Hobby Lobby CEO Steve Green, a Southern Baptist, and other members of the Green family filed one of 40 lawsuits arguing that businesses, like exempted religious nonprofits, should be granted exemptions from certain provisions of the act.
Critics of the act say it’s wrong to force employers to help finance contraceptive services – including sterilization, the morning-after pill, among other services – when those products and services run counter to their principles of faith.
“They ought to be able – just like a church, just like a charity – to have the right to opt out of a provision that infringes on their religious beliefs,” Kyle Duncan, the Green family attorney who will argue before the 10th Circuit Court of Appeals in Denver, told The Associated Press.
The U.S. Justice Department will argue the government’s case for keeping the contraception mandate, AP reported.

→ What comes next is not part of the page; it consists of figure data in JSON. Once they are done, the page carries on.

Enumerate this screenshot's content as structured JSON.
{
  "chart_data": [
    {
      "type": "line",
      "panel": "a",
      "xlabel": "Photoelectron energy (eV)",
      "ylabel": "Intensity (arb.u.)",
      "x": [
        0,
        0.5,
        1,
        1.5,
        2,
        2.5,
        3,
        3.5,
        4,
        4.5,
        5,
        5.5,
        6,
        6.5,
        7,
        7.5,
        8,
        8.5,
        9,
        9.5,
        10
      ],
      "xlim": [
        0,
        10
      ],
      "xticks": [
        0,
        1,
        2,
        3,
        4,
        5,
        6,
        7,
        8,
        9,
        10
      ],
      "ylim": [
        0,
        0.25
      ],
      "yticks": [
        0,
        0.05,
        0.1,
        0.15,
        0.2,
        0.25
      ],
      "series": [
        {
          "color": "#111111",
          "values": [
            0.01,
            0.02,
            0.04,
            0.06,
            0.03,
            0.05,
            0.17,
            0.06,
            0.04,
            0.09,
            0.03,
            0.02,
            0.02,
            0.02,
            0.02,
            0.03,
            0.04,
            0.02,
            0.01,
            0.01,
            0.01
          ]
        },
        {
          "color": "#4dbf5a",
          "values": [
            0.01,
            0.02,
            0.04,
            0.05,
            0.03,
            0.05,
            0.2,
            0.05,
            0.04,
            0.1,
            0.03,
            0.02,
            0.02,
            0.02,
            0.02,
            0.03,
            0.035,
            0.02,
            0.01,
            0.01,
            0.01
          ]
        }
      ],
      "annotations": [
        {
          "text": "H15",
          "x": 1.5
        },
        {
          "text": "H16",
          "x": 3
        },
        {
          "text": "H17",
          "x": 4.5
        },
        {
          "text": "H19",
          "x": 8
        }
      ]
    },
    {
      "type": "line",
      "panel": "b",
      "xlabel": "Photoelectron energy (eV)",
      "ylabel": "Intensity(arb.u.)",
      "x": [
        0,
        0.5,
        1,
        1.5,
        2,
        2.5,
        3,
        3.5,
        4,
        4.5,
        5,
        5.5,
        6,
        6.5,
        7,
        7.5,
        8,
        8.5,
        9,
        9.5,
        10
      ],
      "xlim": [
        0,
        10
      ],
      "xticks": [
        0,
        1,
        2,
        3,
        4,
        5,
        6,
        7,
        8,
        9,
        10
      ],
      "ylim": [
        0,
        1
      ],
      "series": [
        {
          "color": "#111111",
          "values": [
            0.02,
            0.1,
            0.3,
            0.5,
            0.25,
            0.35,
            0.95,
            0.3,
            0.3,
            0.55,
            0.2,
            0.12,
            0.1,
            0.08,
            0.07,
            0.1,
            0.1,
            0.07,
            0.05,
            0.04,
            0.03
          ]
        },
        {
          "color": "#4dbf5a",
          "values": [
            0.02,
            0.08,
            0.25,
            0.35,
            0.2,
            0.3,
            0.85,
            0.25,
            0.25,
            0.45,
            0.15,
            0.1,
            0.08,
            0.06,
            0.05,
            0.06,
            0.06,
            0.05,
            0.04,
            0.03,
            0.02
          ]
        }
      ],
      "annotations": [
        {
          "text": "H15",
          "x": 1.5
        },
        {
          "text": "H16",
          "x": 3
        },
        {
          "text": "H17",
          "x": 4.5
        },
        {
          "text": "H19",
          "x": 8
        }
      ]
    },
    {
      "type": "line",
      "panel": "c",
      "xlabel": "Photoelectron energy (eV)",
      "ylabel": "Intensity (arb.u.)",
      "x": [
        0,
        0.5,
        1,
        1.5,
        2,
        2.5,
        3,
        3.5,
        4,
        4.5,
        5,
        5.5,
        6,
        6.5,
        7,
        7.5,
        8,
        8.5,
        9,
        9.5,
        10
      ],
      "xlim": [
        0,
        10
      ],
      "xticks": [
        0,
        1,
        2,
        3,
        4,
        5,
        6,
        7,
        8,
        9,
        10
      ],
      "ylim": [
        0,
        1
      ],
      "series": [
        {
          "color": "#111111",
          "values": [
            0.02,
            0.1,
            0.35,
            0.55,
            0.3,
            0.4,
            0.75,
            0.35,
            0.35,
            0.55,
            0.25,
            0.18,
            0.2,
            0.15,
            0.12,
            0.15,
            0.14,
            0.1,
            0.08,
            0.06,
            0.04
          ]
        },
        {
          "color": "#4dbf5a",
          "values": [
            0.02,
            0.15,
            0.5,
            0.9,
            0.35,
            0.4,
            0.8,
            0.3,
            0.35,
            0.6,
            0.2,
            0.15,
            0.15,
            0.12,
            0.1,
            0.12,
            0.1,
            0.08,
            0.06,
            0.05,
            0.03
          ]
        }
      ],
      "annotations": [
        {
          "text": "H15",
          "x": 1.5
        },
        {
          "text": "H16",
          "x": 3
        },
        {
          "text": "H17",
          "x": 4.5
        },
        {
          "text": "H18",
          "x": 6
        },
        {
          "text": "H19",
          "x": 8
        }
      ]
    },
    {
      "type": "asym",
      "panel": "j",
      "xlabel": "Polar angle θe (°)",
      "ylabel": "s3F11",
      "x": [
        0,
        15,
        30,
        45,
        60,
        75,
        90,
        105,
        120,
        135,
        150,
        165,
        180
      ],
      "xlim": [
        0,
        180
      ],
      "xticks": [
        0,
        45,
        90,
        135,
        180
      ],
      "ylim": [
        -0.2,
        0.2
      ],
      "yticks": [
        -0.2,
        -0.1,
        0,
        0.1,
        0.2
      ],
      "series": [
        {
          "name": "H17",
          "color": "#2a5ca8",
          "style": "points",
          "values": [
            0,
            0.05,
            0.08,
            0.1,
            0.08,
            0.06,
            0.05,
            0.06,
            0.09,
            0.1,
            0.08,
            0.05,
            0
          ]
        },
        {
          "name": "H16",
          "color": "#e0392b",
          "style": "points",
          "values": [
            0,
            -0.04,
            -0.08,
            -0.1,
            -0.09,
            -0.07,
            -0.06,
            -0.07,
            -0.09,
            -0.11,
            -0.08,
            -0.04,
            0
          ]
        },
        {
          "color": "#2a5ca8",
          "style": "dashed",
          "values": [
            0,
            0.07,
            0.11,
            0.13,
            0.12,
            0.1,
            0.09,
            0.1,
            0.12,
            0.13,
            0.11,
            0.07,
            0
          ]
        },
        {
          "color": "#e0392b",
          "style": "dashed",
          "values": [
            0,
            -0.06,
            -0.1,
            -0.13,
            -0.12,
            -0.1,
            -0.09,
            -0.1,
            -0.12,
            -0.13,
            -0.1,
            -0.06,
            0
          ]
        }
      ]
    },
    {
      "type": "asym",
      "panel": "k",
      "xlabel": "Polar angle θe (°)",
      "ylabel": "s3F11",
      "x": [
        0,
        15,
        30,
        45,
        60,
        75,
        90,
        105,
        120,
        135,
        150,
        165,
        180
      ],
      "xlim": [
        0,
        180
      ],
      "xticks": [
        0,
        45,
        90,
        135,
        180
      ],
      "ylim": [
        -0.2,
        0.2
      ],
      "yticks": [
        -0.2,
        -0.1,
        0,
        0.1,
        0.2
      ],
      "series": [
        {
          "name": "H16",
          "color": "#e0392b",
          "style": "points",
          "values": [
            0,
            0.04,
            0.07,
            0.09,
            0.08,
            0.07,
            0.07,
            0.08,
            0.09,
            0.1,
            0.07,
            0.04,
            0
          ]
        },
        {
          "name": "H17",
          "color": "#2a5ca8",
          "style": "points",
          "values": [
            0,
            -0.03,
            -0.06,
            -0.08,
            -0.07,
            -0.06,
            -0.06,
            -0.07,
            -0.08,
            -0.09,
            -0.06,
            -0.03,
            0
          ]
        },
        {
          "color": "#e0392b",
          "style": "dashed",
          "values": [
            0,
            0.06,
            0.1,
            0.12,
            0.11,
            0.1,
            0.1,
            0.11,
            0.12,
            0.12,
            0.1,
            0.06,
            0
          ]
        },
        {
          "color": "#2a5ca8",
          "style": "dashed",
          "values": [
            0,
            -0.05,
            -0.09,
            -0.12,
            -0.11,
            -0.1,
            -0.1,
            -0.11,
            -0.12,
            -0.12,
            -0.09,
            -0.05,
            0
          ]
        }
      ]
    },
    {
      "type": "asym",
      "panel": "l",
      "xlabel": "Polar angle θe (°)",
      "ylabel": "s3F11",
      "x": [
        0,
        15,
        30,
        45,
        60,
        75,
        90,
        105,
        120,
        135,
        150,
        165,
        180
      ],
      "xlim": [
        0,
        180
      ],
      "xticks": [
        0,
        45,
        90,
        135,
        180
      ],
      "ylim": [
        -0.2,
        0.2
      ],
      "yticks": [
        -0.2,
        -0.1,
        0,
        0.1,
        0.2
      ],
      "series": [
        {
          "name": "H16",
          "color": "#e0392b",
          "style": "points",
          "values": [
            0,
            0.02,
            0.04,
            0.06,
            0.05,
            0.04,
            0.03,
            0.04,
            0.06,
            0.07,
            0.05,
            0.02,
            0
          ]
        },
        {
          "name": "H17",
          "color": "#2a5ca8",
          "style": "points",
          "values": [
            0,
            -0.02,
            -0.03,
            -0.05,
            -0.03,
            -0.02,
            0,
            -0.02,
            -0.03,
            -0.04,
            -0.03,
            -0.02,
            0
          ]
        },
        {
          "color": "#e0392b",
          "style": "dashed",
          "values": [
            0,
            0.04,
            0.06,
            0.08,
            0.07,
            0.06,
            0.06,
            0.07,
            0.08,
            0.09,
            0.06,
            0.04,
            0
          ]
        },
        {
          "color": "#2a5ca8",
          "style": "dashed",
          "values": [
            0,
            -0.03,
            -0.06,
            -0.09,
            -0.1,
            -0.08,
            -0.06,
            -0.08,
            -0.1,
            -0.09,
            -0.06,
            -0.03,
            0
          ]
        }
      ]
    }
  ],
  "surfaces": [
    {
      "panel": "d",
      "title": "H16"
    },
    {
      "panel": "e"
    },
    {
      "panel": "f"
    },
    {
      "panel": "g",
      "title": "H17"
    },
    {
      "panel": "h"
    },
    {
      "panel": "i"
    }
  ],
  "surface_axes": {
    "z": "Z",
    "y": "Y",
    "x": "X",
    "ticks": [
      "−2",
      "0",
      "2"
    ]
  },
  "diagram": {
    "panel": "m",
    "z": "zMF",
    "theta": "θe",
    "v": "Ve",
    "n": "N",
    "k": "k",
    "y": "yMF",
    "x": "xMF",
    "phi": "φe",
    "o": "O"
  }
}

Americans United for the Separation of Church and State filed a friend-of-the-court brief in March supporting the government’s position. The brief said it is unfair for Hobby Lobby’s owners to impose their own religious views on the company’s employees.
Hobby Lobby operates more than 500 arts-and-crafts stores in 41 states with around 13,200 employees.
“[The] Plaintiffs have every right to refrain from using certain types of contraception and to attempt to persuade others from doing so,” the brief said. “But once they enter the secular market for labor to staff their secular, for-profit corporations, they may not force their religious choices on their employees.”